Analysis And Predictions Of DNA Sequence Transformations On Grids
Abstract
Phylogenetics is the study of evolution of organisms. Evolution occurs due to mutations of DNA sequences. The reasons behind these seemingly random mutations are largely unknown. There are many algorithms that build phylogenetic trees from DNA sequences. However, there are certain uncertainties associated with these phylogenetic trees. Fine level analysis of these phylogenetic trees is both important and interesting for evolutionary biologists. In this thesis, we try to model evolutions of DNA sequences using Cellular Automata and resolve the uncertainties associated with the phylogenetic trees. In particular, we determine the effect of neighboring DNA base-pairs on the mutation of a base-pair. Cellular Automata can be viewed as an array of cells which modifies itself in discrete time-steps according to a governing rule. The state of the cell at the next time-step depends on its current state and state of its neighbors. We have used cellular automata rules for analysis and predictions of DNA sequence transformations on Computational grids.
In the first part of the thesis, DNA sequence evolution is modeled as a cellular automaton with each cell having one of the four possible states, corresponding to four bases. Phylogenetic trees are explored in order to find out the cellular automata rules that may have guided the evolutions.
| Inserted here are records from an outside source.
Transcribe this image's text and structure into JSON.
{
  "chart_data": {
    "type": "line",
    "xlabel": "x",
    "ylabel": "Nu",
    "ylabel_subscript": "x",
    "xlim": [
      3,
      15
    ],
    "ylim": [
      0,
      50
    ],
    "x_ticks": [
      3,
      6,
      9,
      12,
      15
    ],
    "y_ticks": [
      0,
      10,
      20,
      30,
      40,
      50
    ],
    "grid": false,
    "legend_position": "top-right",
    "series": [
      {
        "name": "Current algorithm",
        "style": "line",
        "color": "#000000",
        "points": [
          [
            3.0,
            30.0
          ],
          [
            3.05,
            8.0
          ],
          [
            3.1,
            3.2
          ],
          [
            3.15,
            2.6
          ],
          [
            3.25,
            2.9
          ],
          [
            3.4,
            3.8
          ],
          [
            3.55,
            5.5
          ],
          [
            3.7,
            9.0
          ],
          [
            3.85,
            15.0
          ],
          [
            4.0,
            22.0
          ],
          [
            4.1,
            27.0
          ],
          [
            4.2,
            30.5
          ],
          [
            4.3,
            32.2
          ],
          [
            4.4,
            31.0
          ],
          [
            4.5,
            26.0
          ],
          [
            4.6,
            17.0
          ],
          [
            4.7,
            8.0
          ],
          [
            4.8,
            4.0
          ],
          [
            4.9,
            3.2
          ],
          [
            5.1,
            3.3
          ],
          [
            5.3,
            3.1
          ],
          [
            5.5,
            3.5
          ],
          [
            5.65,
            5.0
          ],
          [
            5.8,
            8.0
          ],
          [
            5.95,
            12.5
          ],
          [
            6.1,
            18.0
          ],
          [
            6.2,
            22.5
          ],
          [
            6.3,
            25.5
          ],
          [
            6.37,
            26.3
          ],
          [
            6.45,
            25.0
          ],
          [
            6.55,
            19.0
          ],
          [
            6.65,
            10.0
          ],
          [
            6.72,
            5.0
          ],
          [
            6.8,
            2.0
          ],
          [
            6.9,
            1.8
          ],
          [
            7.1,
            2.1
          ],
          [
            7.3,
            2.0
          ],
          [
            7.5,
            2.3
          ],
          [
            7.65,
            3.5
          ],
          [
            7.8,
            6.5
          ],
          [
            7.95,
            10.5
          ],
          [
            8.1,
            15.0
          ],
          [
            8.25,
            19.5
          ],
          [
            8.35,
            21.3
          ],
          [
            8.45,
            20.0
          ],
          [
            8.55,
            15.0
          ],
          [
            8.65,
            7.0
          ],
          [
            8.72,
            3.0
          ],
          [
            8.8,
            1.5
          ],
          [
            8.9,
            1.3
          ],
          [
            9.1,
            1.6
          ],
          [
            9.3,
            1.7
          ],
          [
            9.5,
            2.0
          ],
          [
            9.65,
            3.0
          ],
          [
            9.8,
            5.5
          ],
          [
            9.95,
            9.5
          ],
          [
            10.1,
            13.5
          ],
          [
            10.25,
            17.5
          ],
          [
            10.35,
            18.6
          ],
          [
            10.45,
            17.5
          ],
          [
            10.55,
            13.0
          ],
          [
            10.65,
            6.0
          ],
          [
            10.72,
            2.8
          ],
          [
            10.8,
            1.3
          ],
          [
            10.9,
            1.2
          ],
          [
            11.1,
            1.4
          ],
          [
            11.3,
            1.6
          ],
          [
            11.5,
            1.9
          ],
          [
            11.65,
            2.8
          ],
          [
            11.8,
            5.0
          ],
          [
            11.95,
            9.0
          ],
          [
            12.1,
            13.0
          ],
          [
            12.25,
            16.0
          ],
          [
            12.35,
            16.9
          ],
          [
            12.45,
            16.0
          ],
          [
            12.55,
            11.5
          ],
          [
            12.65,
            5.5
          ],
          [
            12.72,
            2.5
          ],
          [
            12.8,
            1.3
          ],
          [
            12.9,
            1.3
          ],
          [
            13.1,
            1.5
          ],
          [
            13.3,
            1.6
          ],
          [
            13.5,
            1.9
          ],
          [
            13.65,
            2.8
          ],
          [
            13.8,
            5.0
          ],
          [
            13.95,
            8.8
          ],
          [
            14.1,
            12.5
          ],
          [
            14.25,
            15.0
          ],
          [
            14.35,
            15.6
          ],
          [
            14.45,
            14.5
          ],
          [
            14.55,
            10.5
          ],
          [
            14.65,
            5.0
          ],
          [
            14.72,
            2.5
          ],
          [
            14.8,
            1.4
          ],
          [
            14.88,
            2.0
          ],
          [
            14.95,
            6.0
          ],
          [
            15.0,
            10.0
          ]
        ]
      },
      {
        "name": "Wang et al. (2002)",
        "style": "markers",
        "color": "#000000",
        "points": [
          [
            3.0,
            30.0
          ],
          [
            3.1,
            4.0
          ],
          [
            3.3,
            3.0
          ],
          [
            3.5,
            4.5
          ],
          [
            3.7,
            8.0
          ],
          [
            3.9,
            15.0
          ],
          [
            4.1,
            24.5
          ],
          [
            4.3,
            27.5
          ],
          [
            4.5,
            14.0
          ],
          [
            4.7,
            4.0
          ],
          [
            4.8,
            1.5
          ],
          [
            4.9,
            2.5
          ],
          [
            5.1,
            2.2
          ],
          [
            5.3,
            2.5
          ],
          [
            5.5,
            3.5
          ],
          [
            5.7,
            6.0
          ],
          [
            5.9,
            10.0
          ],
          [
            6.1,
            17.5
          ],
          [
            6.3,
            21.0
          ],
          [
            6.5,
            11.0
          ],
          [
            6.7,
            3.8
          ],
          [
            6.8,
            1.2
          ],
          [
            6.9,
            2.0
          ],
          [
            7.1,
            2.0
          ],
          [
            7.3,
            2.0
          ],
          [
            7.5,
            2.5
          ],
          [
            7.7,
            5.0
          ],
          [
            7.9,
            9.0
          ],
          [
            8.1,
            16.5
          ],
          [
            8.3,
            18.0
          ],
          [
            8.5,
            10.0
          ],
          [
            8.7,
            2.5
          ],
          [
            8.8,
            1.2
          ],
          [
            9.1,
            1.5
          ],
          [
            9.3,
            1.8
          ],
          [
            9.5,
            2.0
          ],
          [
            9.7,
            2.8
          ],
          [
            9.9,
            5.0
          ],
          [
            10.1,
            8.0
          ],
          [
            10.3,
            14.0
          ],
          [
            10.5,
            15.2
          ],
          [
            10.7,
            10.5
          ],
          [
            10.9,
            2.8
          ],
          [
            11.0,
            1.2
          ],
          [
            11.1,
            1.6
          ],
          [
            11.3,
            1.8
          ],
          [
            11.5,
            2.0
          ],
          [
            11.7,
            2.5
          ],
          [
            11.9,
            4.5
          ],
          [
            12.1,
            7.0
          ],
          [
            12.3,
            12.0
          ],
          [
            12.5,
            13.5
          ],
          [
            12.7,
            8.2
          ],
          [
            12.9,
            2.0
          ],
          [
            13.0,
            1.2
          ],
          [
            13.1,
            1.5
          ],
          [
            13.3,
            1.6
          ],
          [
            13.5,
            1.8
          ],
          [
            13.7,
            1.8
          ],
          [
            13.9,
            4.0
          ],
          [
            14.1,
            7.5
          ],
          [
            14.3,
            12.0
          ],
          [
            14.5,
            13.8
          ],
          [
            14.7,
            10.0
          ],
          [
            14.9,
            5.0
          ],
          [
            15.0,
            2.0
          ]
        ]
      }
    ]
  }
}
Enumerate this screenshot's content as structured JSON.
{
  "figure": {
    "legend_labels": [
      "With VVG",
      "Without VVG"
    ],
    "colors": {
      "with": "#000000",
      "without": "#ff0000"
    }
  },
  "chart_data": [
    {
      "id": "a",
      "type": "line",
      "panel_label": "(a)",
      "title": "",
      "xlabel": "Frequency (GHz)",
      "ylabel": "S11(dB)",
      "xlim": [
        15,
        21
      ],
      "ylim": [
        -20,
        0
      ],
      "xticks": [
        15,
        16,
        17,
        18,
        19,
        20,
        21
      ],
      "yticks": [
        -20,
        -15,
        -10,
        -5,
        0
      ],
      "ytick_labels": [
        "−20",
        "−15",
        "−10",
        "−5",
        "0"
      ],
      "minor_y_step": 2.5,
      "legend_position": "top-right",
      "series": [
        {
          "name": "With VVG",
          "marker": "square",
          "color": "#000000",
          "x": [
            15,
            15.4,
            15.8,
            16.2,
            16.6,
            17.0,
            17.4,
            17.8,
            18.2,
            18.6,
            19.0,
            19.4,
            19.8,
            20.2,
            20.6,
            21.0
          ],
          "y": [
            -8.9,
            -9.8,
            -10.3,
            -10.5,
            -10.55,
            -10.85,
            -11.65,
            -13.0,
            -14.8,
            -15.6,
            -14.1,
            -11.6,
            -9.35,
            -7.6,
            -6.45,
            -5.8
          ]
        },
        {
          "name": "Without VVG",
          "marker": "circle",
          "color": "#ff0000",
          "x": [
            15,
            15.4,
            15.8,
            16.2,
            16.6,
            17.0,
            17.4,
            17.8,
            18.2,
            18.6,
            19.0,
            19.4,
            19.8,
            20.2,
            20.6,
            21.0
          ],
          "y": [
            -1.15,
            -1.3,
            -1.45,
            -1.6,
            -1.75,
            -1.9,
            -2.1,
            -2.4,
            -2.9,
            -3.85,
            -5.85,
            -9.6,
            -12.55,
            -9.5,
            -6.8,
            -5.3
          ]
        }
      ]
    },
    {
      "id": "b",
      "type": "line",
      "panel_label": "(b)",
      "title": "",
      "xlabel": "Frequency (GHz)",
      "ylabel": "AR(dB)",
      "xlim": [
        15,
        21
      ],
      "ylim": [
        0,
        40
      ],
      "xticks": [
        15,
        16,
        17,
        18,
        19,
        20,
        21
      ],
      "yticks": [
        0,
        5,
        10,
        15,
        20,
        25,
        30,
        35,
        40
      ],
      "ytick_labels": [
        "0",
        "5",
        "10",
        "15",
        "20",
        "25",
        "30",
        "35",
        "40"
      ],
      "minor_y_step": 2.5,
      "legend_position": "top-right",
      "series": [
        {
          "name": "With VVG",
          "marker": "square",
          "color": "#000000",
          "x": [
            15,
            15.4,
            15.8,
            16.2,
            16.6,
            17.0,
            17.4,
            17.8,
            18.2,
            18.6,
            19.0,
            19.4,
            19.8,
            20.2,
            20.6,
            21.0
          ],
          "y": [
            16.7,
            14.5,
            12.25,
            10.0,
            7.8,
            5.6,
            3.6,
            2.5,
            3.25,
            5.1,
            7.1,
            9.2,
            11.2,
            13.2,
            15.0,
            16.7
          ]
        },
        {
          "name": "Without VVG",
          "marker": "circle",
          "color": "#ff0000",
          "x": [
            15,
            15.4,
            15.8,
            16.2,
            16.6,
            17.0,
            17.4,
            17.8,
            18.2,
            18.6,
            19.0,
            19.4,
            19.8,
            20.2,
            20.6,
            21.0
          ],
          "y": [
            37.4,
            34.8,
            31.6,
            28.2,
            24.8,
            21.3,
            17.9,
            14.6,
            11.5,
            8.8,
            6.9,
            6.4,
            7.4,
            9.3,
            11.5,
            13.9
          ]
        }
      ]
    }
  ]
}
Master-client paradigm is used to exploit the parallelism in the sequence transformation analysis. Load balancing and fault-tolerance techniques are developed to enable the execution of the explorations on grid resources. The analysis of the sequence transformations is used to resolve uncertainties associated with the phylogenetic trees namely, intermediate sequences in the phylogenetic tree and the exact number of time-steps required for the evolution of a branch. The model is further used to find out various statistics such as most popular rules at a particular time-step in the evolution history of a branch in a phylogenetic tree. We have observed some interesting statistics regarding the unknown base pairs in the intermediate sequences of the phylogenetic tree and the most popular rules used for sequence transformations.
Next part of the thesis deals with predictions of future sequences using the previous sequences. First, we try to find out the preserved sequences so that cellular automata rules can be applied selectively. Then, random strategies are developed as base benchmarks. Roulette Wheel strategy is used for predicting future DNA sequences. Though the prediction strategies are able to better the random benchmarks in most of the cases, average performance improvement over the random strategies is not significant. The possible reasons are discussed.